Salvatore Martusciello – Asprinio d’Aversa DOC Metodo Martinotti Brut “Trentapioli” 2019

 

L’Asprinio non è ancora patrimonio dell’umanità UNESCO ed io non me ne capacito. Seriamente, non me ne riesco a fare una ragione. Per quale motivo? Due parole: alberata aversana, che volendo si può leggere anche ‘alberata etrusca’.

Ci troviamo di fronte ad uno dei più antichi ‘addomesticamenti’ di questa liana foriera di biglie zuccherose. Sì, bravi quanto vi pare i greci, ma oltre il potare la pianta a quota Umpa Lumpa non sono andati. Gli etruschi invece, brava gente pratica ed assetata, hanno introdotto il concetto di matrimonio combinato, molto prima degli indiani. Ed ecco che, avendo a disposizione olmi e pioppi, architettarono di piantare la vite tra un albero e l’altro, maritando arbusto e arbusto.

‘Architettarono’ è il verbo perfetto: gli etruschi, come oggi i campani dell’Agro Aversano, fanno salire la vite su, su, su per la chioma dell’albero. Vite che raggiunge così anche i 15 metri d’altezza. Ok, ma come ci si arriva lì su? Con gli scalilli, scale costruite appositamente per inerpicarsi su questi palazzi di 5 piani; scale strette ed alte, che si appoggiano ai filari di asprinio e si va su a potare e a vendemmiare come se si fosse sull’Empire State Building, solo che a terra non c’è Manhattan ma l’Agro Aversano (molto meglio, dico io).


Fonte: rivistadiagraria.org

Ora, capite bene che se prendete una pianta e la fate sviluppare per decine di metri in altezza, anche se aveste un grappolo ogni metro avreste comunque un bel gruzzolo di grappoli. L’uva dunque deve essere collaborativa, non può essere un’uva qualunque. L’asprinio collabora. Quest’uva è un concentrato di acidità tale che può sedersi al tavolo con i cugini più blasonati (riesling, chenin blanc, Müller Thurgau). Attenzione, il vino Asprinio non è mica solo una limonata, per piacere: è un vino complesso il giusto, magari elegante il giusto, sicuramente un grande alleato a tavola. Perfino un buongustaio come Mario Soldati, nel suo Vino al Vino, si prodigò in grandi lodi per questo onesto bianco vinificato da frizzante a spumante. Certo, lo chiamava ‘asprino’, ma una licenza glie la si può concedere. Molto meno gli concedo il chiamare il pranzo ‘colazione’, roba da mandarmi al confino due etti di calma ogni volta che lo leggevo; e siccome Mario nostro ci andava di forchetta ad ogni allacciata di scarpa, praticamente ho letto Vino al Vino in preda all’ira.
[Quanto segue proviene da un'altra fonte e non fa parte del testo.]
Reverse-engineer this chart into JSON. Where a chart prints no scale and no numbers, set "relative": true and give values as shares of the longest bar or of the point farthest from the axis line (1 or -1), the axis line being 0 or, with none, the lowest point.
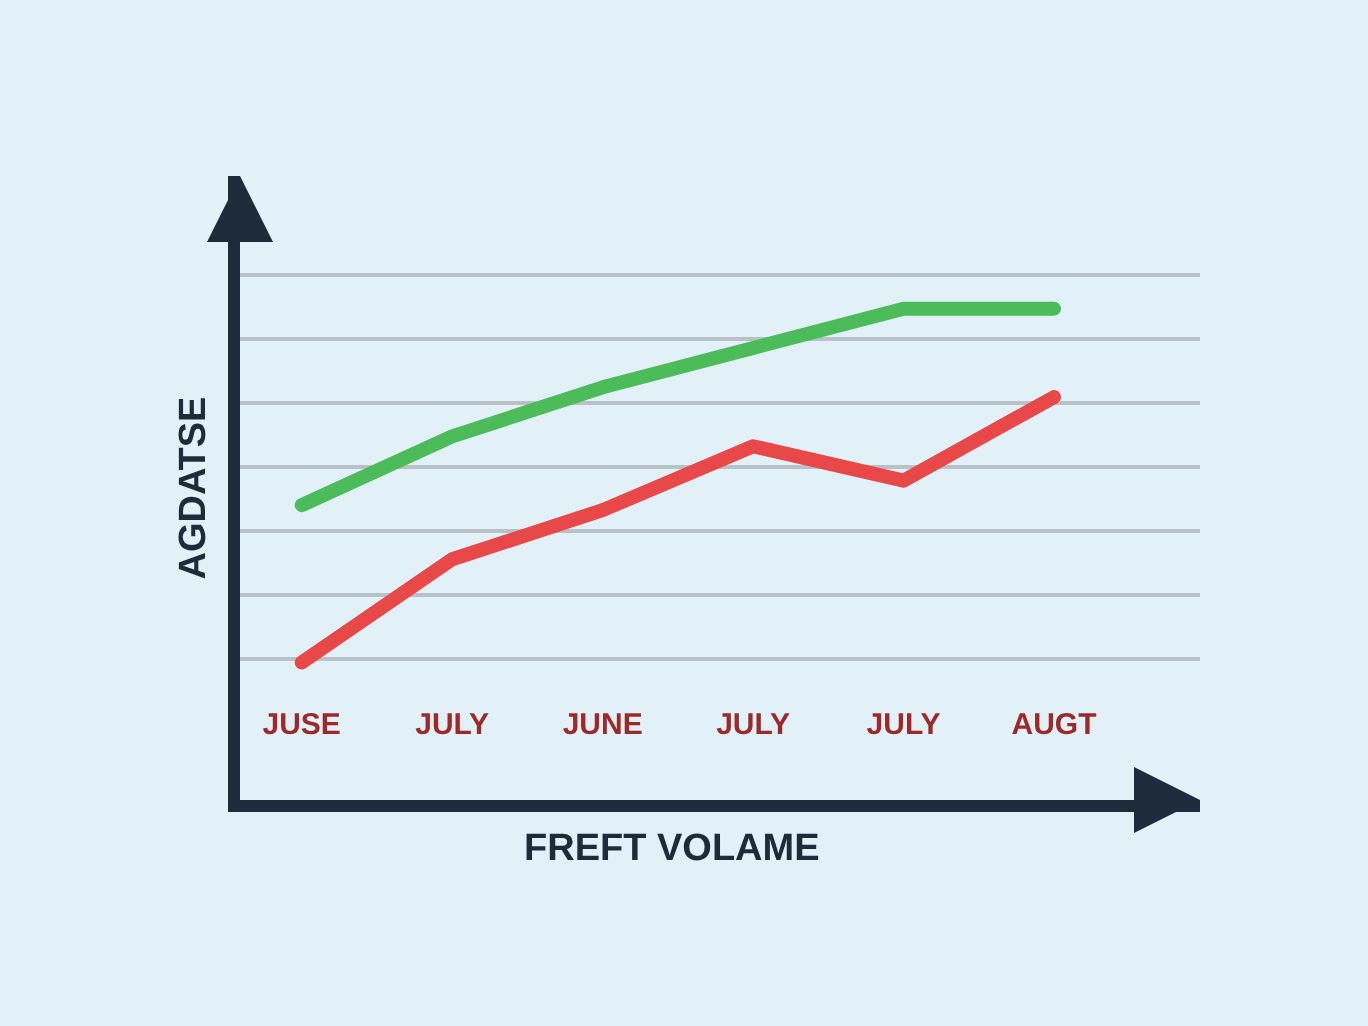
{
  "chart_data": {
    "type": "line",
    "relative": true,
    "xlabel": "FREFT VOLAME",
    "ylabel": "AGDATSE",
    "categories": [
      "JUSE",
      "JULY",
      "JUNE",
      "JULY",
      "JULY",
      "AUGT"
    ],
    "grid": "y",
    "series": [
      {
        "color": "#4cbb5a",
        "values": [
          0.6,
          0.74,
          0.84,
          0.92,
          1.0,
          1.0
        ]
      },
      {
        "color": "#e84848",
        "values": [
          0.28,
          0.49,
          0.59,
          0.72,
          0.65,
          0.82
        ]
      }
    ]
  }
}
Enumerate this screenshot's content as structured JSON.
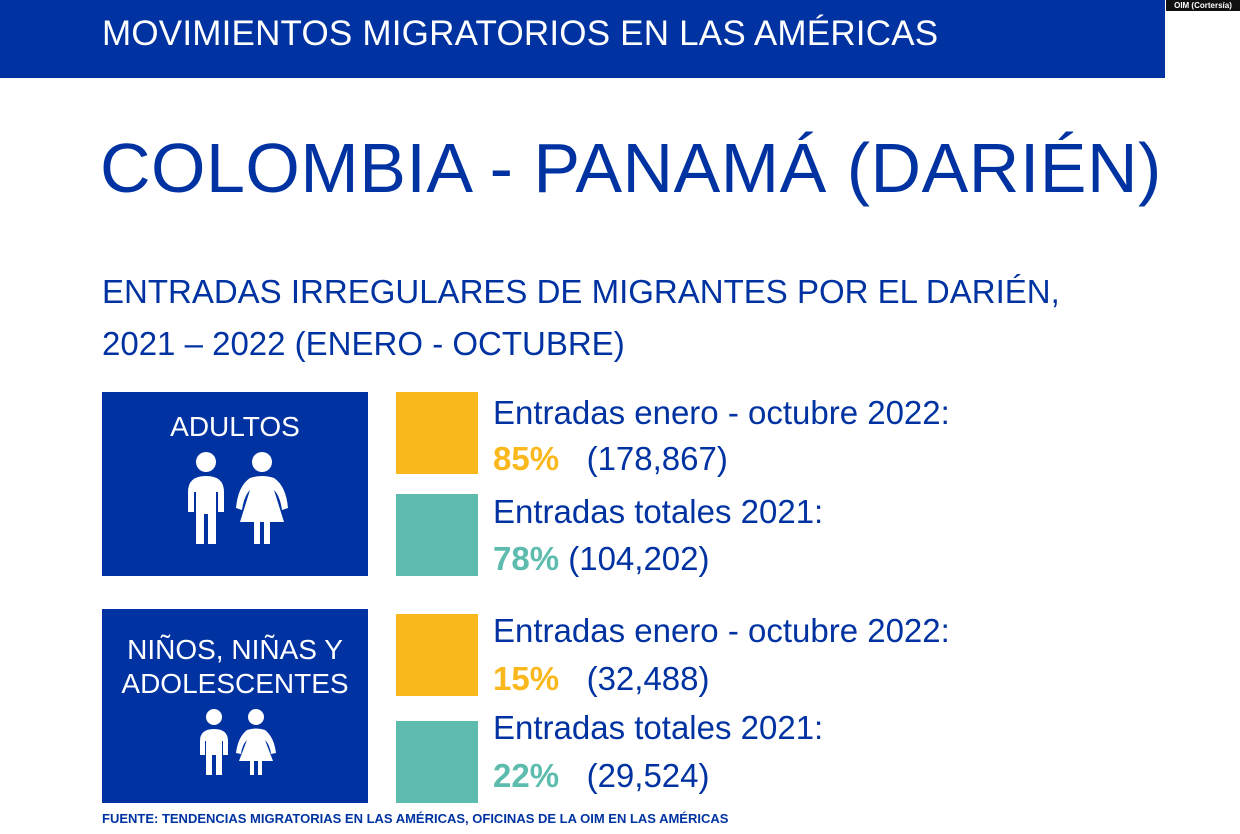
{
  "header": {
    "title": "MOVIMIENTOS MIGRATORIOS EN LAS AMÉRICAS",
    "credit": "OIM (Cortersía)"
  },
  "main_title": "COLOMBIA - PANAMÁ (DARIÉN)",
  "subtitle": {
    "line1": "ENTRADAS IRREGULARES DE MIGRANTES POR EL DARIÉN,",
    "line2": "2021 – 2022 (ENERO - OCTUBRE)"
  },
  "groups": [
    {
      "label": "ADULTOS",
      "stats": [
        {
          "label": "Entradas enero - octubre 2022:",
          "percent": "85%",
          "count": "(178,867)",
          "color": "#fbb81d"
        },
        {
          "label": "Entradas totales 2021:",
          "percent": "78%",
          "count": "(104,202)",
          "color": "#5dbcae"
        }
      ]
    },
    {
      "label_line1": "NIÑOS, NIÑAS Y",
      "label_line2": "ADOLESCENTES",
      "stats": [
        {
          "label": "Entradas enero - octubre 2022:",
          "percent": "15%",
          "count": "(32,488)",
          "color": "#fbb81d"
        },
        {
          "label": "Entradas totales 2021:",
          "percent": "22%",
          "count": "(29,524)",
          "color": "#5dbcae"
        }
      ]
    }
  ],
  "source": "FUENTE: TENDENCIAS MIGRATORIAS EN LAS AMÉRICAS, OFICINAS DE LA OIM EN LAS AMÉRICAS",
  "colors": {
    "brand_blue": "#0033a1",
    "yellow": "#fbb81d",
    "teal": "#5dbcae"
  }
}
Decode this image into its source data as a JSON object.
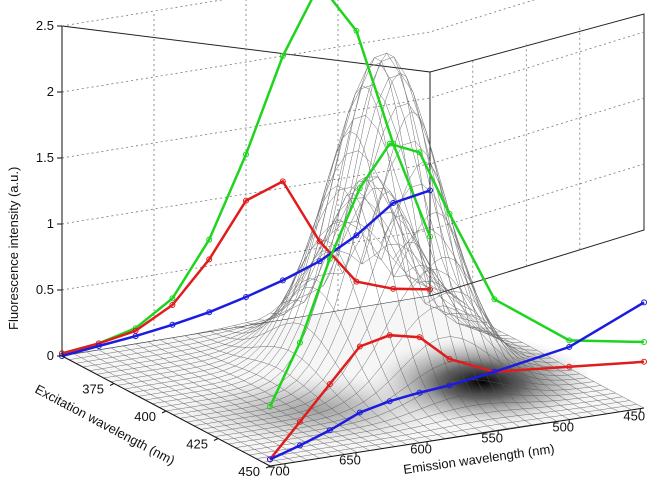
{
  "chart_data": {
    "type": "surface-3d",
    "ylabel": "Fluorescence intensity (a.u.)",
    "xlabel_excitation": "Excitation wavelength (nm)",
    "xlabel_emission": "Emission wavelength (nm)",
    "zlim": [
      0,
      2.5
    ],
    "z_ticks": [
      "0",
      "0.5",
      "1",
      "1.5",
      "2",
      "2.5"
    ],
    "excitation_ticks": [
      "375",
      "400",
      "425",
      "450"
    ],
    "emission_ticks": [
      "450",
      "500",
      "550",
      "600",
      "650",
      "700"
    ],
    "grid": true,
    "surface_peak": {
      "excitation_nm": 395,
      "emission_nm": 545,
      "intensity": 2.4
    },
    "series": [
      {
        "color": "#1fd41f",
        "x": [
          350,
          360,
          370,
          380,
          390,
          400,
          410,
          420,
          430,
          440,
          450
        ],
        "values": [
          0.02,
          0.05,
          0.12,
          0.3,
          0.7,
          1.3,
          2.0,
          2.5,
          2.1,
          1.2,
          0.45
        ]
      },
      {
        "color": "#e01c1c",
        "x": [
          350,
          360,
          370,
          380,
          390,
          400,
          410,
          420,
          430,
          440,
          450
        ],
        "values": [
          0.02,
          0.05,
          0.1,
          0.25,
          0.55,
          0.95,
          1.05,
          0.55,
          0.2,
          0.1,
          0.05
        ]
      },
      {
        "color": "#1c1ce0",
        "x": [
          350,
          360,
          370,
          380,
          390,
          400,
          410,
          420,
          430,
          440,
          450
        ],
        "values": [
          0.0,
          0.03,
          0.06,
          0.1,
          0.15,
          0.22,
          0.3,
          0.4,
          0.55,
          0.75,
          0.8
        ]
      },
      {
        "color": "#1fd41f",
        "x": [
          450,
          470,
          490,
          510,
          530,
          550,
          570,
          600,
          650,
          700
        ],
        "values": [
          0.45,
          0.9,
          1.5,
          2.0,
          2.3,
          2.2,
          1.7,
          1.0,
          0.6,
          0.5
        ]
      },
      {
        "color": "#e01c1c",
        "x": [
          450,
          470,
          490,
          510,
          530,
          550,
          570,
          600,
          650,
          700
        ],
        "values": [
          0.05,
          0.3,
          0.55,
          0.8,
          0.85,
          0.8,
          0.6,
          0.45,
          0.4,
          0.35
        ]
      },
      {
        "color": "#1c1ce0",
        "x": [
          450,
          470,
          490,
          510,
          530,
          550,
          570,
          600,
          650,
          700
        ],
        "values": [
          0.05,
          0.12,
          0.2,
          0.3,
          0.35,
          0.38,
          0.4,
          0.45,
          0.55,
          0.8
        ]
      }
    ]
  }
}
Ma questo è un mio problema (pure grosso, a rileggere l’ultimo paio di periodi… coraggio, avanzare, avanzare).



Lo spumante brut a base asprinio metodo Martinotti (e che Charmat vada a farsi… benedire) “Trentapioli” viene prodotto da Gilda e Salvatore Martusciello. Il nome è un omaggio ai pioli degli scalilli usati per andare a recuperare la materia prima del vino tra un pioppo e l’altro. Dopo la vendemmia si operano fermentazione e maturazione per 50 giorni in autoclave sui propri lieviti.

Il vino ha una colorazione praticamente bianco carta, con un rispettabilissimo perlage che prende vita nel calice.

Il profumo di questo Asprinio parla di uva spina, di lime, pompelmo, di pesche e nespole, di gelsomino, di timo. L’atmosfera è costantemente punzecchiata da un sentore polveroso, che collocherei tra le note minerali e che, stazionando il vino nel bicchiere, muta ricordando il profumo delle conchiglie. Facendo paragoni impropri (usando anche termini orrendi) ma mediamente calzanti, direi che questo Asprinio ha un naso che ‘Chenineggia’.

La bocca è secchissima. Secchissima proprio. Volete trovare una traccia di quei “fino a 15 g/l” di zucchero possibilmente presenti in uno spumante brut? Lasciate stare, il vino è secco come un ciocco. In grande spolvero anche la freschezza, prevedibile; sapidità contenuta, una bella cremosità al palato, sapore mediamente intenso ma con una persistenza notevole, che sfuma su chiare note di limone e pompelmo.

Un abbinamento su due piedi? Facilissimo: mozzarellona di bufala e pane di Benevento. I perfezionisti obietteranno che si rischia di scodare in succulenza, voi non invitateli a pranzo e il gioco è fatto.